Technology, specifically RegTech, enables organisations to implement more effective processes to identify, mitigate and investigate financial crime. It is heartening to note that regulators, both in the UK and the USA, continue to encourage dialogue with RegTech firms to ensure legislation encourages and supports the adoption of new technologies for improved compliance, more effective investigations, and bolster defences against financial crime.
In response to the evolving Covid-19 world, now more than ever, technology must be utilised to our advantage, and embracing new technologies is a clear route forward for all possible factions that are complicit in or impacted by financial crime, such as the institutions themselves.
Due-diligence and compliance technologies represent examples of RegTech which can help to increase the effectiveness of investigations to stop financial criminals in their tracks, and hopefully dissuade future money laundering crimes being committed. We are also seeing evolving modes of money laundering through criminals using more complex means to hide illicit gains, such as cryptocurrency. Further technological innovation is occurring in this area to ensure regulators have access to the best solutions available to combat new forms of financial crimes. We are now seeing blockchain analytics technology being used to ‘track and trace’ ransomware and other illicit activity using cryptocurrency. It will not be surprising to see greater amounts of prosecutions and money laundering penalties due to illicit use of cryptocurrency as a trend going forward on top of money laundering through traditional fiat currency.

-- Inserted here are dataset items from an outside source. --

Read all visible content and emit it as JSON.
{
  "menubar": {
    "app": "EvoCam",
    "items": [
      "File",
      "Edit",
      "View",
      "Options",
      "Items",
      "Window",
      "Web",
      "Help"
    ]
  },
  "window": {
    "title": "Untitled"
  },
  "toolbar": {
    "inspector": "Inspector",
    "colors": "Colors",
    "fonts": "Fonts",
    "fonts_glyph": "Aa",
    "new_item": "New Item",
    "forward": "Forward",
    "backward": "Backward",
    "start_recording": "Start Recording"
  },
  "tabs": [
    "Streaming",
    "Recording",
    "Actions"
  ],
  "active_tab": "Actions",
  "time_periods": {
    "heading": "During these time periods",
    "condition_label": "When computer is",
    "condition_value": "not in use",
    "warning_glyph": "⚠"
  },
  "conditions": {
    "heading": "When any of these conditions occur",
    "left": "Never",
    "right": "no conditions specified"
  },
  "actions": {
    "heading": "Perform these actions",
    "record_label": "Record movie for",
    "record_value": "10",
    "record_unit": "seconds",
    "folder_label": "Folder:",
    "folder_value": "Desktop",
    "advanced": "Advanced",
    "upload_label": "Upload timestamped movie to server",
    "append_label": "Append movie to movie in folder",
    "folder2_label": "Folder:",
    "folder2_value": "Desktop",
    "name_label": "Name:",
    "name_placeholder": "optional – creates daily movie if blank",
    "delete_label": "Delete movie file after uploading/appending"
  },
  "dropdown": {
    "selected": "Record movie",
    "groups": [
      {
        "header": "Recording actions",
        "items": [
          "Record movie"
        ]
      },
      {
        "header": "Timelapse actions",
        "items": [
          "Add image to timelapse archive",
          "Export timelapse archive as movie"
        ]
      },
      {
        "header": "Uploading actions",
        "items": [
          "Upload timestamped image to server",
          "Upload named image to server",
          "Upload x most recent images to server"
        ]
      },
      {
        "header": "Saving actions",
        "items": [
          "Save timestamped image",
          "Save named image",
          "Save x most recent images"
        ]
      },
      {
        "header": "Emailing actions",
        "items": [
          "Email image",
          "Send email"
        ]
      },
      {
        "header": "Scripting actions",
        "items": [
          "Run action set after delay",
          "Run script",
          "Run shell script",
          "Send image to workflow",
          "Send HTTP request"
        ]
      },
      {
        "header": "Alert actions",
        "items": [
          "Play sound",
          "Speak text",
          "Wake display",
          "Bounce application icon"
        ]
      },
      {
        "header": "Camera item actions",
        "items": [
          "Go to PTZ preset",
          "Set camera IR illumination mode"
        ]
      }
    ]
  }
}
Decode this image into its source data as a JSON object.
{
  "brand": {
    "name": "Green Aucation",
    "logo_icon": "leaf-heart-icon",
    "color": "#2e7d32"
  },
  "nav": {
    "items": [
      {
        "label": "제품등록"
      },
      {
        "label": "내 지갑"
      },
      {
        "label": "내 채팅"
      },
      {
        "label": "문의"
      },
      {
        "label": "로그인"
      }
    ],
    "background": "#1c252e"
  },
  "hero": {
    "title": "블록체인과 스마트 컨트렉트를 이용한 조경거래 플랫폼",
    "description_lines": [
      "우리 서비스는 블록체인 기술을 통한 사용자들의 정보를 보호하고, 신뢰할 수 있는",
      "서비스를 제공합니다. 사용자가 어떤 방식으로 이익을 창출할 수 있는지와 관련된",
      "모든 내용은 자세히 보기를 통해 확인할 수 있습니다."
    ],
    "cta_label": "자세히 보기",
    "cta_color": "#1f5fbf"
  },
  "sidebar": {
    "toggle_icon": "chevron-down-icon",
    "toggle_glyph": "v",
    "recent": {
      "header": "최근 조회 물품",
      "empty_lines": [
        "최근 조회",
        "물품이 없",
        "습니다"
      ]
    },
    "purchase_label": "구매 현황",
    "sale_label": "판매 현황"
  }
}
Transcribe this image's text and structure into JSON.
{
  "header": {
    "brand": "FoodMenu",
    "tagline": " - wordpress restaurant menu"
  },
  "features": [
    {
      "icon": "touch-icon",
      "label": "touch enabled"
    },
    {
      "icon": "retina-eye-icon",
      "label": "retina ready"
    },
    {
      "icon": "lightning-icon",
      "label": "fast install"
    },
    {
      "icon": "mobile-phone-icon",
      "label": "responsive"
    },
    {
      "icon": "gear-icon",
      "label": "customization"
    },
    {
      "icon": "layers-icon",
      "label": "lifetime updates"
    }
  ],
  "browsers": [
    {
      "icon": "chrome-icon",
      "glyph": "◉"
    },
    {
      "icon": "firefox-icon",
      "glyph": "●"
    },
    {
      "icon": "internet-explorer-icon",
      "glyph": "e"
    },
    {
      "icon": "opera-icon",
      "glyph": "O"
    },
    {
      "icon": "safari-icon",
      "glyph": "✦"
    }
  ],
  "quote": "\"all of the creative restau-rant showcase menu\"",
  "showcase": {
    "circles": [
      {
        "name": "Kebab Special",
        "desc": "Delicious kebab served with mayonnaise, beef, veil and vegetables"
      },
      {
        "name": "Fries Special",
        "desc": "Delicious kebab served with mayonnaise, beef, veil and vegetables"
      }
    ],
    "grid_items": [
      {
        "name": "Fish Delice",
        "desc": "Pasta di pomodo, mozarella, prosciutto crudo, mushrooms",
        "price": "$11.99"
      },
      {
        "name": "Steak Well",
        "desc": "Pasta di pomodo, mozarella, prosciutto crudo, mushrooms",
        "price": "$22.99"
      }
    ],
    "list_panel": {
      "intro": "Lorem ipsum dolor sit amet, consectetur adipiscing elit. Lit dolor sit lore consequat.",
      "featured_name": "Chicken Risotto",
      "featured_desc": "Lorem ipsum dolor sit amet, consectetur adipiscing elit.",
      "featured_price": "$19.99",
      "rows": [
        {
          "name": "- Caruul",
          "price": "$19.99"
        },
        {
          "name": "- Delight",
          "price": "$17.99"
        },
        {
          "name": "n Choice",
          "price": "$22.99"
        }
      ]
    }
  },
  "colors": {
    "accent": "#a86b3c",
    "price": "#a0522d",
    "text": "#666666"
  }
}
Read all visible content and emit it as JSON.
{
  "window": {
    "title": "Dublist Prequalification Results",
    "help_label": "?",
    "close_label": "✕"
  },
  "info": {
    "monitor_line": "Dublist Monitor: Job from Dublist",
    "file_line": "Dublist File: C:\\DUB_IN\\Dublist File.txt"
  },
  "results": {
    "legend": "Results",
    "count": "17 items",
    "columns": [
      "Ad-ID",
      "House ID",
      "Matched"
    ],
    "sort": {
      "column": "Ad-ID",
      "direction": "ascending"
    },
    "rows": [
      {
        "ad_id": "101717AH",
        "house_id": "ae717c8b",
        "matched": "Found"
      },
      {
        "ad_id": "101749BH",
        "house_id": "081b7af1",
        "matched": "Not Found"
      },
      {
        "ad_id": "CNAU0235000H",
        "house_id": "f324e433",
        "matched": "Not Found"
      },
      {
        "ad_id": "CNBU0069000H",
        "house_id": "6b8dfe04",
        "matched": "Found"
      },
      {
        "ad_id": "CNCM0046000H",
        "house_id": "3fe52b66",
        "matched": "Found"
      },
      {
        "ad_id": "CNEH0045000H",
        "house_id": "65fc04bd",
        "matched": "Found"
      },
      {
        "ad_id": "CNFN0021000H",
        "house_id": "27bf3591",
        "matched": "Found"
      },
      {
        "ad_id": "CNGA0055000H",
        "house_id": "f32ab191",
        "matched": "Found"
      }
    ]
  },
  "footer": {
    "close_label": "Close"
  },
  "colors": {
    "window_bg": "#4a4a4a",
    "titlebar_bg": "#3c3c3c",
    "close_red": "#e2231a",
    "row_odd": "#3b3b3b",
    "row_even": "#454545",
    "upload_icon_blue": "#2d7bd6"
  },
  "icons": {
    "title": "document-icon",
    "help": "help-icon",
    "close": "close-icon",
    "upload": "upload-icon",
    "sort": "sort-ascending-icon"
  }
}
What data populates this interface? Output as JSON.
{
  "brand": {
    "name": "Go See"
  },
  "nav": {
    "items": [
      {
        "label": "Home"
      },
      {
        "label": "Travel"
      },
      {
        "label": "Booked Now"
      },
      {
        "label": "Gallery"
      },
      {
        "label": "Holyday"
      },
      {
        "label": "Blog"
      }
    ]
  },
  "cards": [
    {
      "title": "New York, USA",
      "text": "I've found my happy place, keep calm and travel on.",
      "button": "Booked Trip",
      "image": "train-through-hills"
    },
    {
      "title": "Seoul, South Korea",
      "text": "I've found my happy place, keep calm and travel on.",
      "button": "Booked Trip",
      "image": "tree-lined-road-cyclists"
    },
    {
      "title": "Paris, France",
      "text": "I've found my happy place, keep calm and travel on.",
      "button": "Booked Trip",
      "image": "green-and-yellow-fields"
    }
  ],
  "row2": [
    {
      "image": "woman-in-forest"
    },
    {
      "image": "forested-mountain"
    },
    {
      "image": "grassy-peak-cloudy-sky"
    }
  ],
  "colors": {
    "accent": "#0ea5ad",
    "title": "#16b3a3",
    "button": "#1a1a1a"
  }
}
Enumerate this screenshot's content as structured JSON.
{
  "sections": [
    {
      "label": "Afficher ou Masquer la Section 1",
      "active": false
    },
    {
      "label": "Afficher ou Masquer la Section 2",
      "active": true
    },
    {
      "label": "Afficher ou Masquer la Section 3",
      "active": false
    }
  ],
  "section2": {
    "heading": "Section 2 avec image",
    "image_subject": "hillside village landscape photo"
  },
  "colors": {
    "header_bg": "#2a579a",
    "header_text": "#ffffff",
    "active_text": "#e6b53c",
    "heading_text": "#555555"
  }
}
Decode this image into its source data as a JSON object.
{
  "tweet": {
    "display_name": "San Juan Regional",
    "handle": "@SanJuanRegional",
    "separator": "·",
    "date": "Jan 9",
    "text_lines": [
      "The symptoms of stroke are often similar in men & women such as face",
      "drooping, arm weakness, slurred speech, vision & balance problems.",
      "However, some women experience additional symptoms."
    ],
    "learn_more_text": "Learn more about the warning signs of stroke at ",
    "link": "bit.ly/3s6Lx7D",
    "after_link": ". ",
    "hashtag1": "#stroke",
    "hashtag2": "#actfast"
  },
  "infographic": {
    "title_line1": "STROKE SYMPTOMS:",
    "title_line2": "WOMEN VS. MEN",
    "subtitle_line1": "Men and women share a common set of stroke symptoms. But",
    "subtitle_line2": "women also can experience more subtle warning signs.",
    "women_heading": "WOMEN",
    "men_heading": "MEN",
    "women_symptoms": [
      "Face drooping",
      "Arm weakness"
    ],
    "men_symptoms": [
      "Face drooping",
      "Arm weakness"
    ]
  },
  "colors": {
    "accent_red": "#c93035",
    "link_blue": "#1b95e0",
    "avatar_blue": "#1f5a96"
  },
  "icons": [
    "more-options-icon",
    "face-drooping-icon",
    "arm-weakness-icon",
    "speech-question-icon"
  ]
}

We must also see greater proactivity and cooperation from firms and financial professionals to ensure this criminal behaviour is sufficiently identified and prevented. As the global pandemic subsides, more professionals will return to physical offices, presumably resulting in greater collaboration and efficiencies in identifying potential illicit criminal activities in their customer portfolios. Adoption of new technologies, including the use of artificial intelligence and automated process analysis tools, combined with greater action from these firms and professionals will refine reporting activity. This will subsequently help ease the burden on regulators by ensuring suspicious activity reports are accurately filed with their respective financial intelligence units.
The positive dialogue between RegTech firms and regulators is welcome with the new technologies set to take centre stage in money laundering regulation moving forwards, and with these developing technological innovations alongside greater preventative involvement and due diligence from finance professionals, regulators and enforcers will be able to maximise their efforts in identifying, preventing and punishing financial crime.